A more drastic form of pruning is a manually promoted Spring Cycle! To do this one must remove all or just about all the foliage on the tree. In the next couple of weeks your tree  will sprout a new set of leaves. This should only be done once a year during/near the  middle of summer and should only be done to very healthy trees. 


WIRING


Wiring is a technique used to bend and  hold branches in a certain position. The technique of wiring has only really been in use for the last 100 years, therefore it is a relatively new technique considering the art of bonsai has been around for thousands of years. 

In most cases, one would leave the wire on the tree for one growing season, although some trees are slower growing and take longer to hold the wired position, in which case the wire will remain on for longer. When wiring one should always be cautious for wire bite- this occurs when the branch grows to the extent that the wire cuts into it. Wire bite can leave ugly scars that may never grow out. If you feel that your wiring is beginning to damage your tree, you should remove it immediately. 

Bending thick branches drastically is likely to put a lot of stress on the branch. To aid the process, one should split the branch down the centre in a lengthwise direction. (To do this, use branch-splitters or a sharp knife). Then wrap moist raffia around the branch to protect the new wound. The next step is to wire the branch and proceed as normal. The raffia will allow for the wire to remain on the branch for a longer period of time. 

I would suggest the use of proper bonsai wire as opposed to copper wire because it is easy to work with, corrosion protected and can be re-used. When selecting the correct wire to bend a branch, keep in mind that the gauge of the wire should be 1/3 of the thickness of the branch. Essentially ones aim is to bend the wire around the branch and not the branch around the wire. Application of the wire is relatively simple. First make sure the wire is anchored to the trunk, the wire is then wrapped around the branch in a spiral at a 45 degree angle. Sometimes in the case of thick branches, a second or even third piece of wire is required. These are applied using the same technique I mentioned above and should mirror your first wires positioning. 




AGE IN BONSAI

I think one of the most fascinating aspects of bonsai is the old, rugged look that can be achieved or even naturally created through many years of growing, training and care. This aged look is vital in creating authentic bonsai that mimic something one would see growing naturally in the wild.

Of course there are certain characteristics a tree will possess that are a portrayal of its age. This also means that we can manipulate our trees growth to create an illusion of age.
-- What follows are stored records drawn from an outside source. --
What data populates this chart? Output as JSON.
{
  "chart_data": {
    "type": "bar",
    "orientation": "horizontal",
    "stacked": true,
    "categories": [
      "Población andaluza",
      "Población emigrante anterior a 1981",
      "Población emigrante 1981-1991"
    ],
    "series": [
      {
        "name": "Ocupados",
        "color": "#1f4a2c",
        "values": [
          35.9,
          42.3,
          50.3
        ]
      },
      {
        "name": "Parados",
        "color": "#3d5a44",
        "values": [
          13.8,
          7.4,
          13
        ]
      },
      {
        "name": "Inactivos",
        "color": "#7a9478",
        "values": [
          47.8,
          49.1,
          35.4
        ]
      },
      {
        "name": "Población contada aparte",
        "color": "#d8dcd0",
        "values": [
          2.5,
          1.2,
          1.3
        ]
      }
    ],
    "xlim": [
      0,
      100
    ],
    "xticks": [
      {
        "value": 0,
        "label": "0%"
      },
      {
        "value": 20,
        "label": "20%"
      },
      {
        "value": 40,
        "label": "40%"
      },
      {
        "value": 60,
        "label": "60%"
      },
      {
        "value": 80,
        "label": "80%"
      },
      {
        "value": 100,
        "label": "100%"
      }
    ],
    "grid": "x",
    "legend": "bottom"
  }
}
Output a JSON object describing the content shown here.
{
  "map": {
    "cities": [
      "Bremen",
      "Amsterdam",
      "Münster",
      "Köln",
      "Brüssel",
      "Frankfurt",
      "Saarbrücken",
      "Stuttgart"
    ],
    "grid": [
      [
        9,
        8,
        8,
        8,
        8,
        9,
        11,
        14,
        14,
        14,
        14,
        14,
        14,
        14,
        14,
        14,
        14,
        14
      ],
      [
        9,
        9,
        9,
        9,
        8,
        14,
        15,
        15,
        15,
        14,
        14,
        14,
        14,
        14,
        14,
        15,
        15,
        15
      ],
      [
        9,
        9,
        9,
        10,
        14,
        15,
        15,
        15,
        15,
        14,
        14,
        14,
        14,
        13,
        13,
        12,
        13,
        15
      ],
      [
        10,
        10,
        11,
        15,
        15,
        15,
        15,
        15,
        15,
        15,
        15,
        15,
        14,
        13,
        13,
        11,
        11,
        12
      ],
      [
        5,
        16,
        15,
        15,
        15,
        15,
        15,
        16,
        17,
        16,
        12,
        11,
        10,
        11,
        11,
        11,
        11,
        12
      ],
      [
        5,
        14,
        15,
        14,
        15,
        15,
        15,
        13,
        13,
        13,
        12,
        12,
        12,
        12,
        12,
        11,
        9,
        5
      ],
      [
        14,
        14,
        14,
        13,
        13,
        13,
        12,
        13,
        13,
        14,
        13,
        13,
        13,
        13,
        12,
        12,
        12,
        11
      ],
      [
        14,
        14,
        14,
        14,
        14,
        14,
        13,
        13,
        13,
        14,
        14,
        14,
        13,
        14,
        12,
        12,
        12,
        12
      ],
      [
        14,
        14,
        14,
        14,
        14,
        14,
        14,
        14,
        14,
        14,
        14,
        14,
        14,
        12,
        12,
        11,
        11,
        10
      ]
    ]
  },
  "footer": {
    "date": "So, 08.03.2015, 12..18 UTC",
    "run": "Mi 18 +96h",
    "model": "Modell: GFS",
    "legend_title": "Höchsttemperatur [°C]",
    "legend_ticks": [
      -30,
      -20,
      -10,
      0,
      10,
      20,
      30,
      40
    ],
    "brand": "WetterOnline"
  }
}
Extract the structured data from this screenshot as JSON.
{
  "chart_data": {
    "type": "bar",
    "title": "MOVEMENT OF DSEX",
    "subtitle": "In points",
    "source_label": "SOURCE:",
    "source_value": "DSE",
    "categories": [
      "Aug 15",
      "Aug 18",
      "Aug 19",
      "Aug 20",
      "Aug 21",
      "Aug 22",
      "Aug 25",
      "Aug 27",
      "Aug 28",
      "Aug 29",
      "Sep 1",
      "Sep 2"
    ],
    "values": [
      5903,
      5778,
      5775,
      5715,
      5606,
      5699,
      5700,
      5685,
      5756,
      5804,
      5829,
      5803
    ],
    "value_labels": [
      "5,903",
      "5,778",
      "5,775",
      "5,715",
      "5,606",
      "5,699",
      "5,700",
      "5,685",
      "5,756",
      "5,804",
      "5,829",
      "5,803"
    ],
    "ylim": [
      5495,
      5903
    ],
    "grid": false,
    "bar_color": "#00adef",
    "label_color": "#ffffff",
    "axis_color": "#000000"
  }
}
Below is a list of characteristics we want to achieve to create this illusion.


  • A rounded/domed apex.
  • Curved and angular branches.
  • Individual, dense clusters of foliage.
  • Mature bark texture.

The Japanese have 3 different techniques for ageing bonsai, these are known as Jin, Sharimiki and Sabamiki.

  • The Jin technique is used for killing branches. One can also use this technique to reduce the appearance of height in a bonsai that may be too tall. To do this simply remove all foliage from the branch you wish to Jin and strip its bark (Once the branches have died/dried out, you can carve them into a more rugged shape). Then carefully apply citric acid/furniture bleach to the Jinned branch to prevent rotting.
  • The Sharimiki technique is used for giving your bonsai a more interesting appearance. To do this, simply make two vertical incisions in the trees trunk, spaced relatively close together. Then take a sharp knife, working from the top downwards and remove the bark between the two incisions. The final step is to paint the strip of exposed wood with citric acid/furniture bleach to prevent rotting (Apply only to the exposed area).
  • Finally, the Sabamiki technique. Sabamiki means hollow/split trunk. If your bonsai has a damaged trunk you can hollow out the damaged area (Be cautious of penetrating live veins) you will find that the carved area dies back slowly and if you are not satisfied with the depth of the carve, in time you may be able to go slightly deeper. As with the preceding techniques, any carved area should be treated with citric acid/furniture bleach to prevent rotting!